Avec ses cousins, il jouait aussi à
cache-cache, même si c’était difficile de trouver de nouvelles cachettes sur
une île aussi minuscule. Alors, ils s’enterraient dans des trous dans le sable,
des terriers de lapin ou des grottes au bord de l’eau, sauf Bébé-pirate, qui
n’avait jamais le droit de s’enfoncer en entier.
— Quand
tu seras grand, disait sa maman.
Alors
souvent, Bébé-pirate s’amusait avec la seule personne de son âge. Lily. Comme
lui, elle habitait une cabane construite sur des poteaux au-dessus de la mer,
une cabane qui touchait la sienne, et ainsi, depuis qu’ils étaient nés, leurs
deux lits étaient posés contre le même mur de bambou séparant leurs deux
maisons ; Lily était si jolie que Bébé-pirate n’avait qu’un seul
désir : se marier avec elle.
— Quand
tu seras grand, disait sa maman.
Une
fois par an, à Noël, une fois par an seulement, la petite taille de Bébé-pirate
lui était utile.
Ce
jour-là, il montait sur les épaules de son papa (il était le seul pirate de
l’île que son papa pouvait encore porter sur ses épaules), et avait pour
travail d’accrocher la grande étoile en haut de l’arbre décoré de boules et de
guirlandes.
— Jusqu’à
ce que tu sois grand, prévenait sa maman.
Un
jour, Bébé-pirate en eut assez d’attendre d’être grand, de tourner en rond sur
son île. Alors, il prit le grand bateau qui était amarré sur la plage et
partit. Tout seul.
Il
s’était à peine éloigné depuis dix secondes qu’il fit une découverte
extraordinaire.
Sa
petite île ronde n’était pas une île, mais une planète !

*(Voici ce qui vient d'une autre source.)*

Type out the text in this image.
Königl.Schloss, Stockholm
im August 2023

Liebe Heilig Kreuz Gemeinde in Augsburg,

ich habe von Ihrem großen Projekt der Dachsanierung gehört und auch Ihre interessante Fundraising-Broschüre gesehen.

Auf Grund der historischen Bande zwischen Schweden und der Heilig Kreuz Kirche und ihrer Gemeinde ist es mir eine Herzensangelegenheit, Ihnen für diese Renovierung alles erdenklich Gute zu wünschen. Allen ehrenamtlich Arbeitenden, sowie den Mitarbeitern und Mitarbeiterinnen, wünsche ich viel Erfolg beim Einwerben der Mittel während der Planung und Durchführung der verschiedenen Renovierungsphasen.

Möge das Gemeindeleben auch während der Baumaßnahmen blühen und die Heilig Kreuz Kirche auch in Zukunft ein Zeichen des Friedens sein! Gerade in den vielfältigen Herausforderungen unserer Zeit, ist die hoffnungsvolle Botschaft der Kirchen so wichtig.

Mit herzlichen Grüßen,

Son vaisseau pirate n’était pas un bateau,
mais une fusée !
La
mer tout autour de son île n’était pas la mer, mais le ciel !
Tant
mieux, se dit Bébé-pirate. Une fusée avance beaucoup plus vite qu’un bateau à
voile. Une fusée va à la vitesse de la lumière. Alors, il voyagea des
années-lumière.
Il
y avait à bord de la fusée un petit GPS dans lequel la direction de toutes les
planètes était indiquée, même celle de la plus petite planète de la galaxie la
plus éloignée. Bébé-pirate n’avait plus qu’à suivre les indications.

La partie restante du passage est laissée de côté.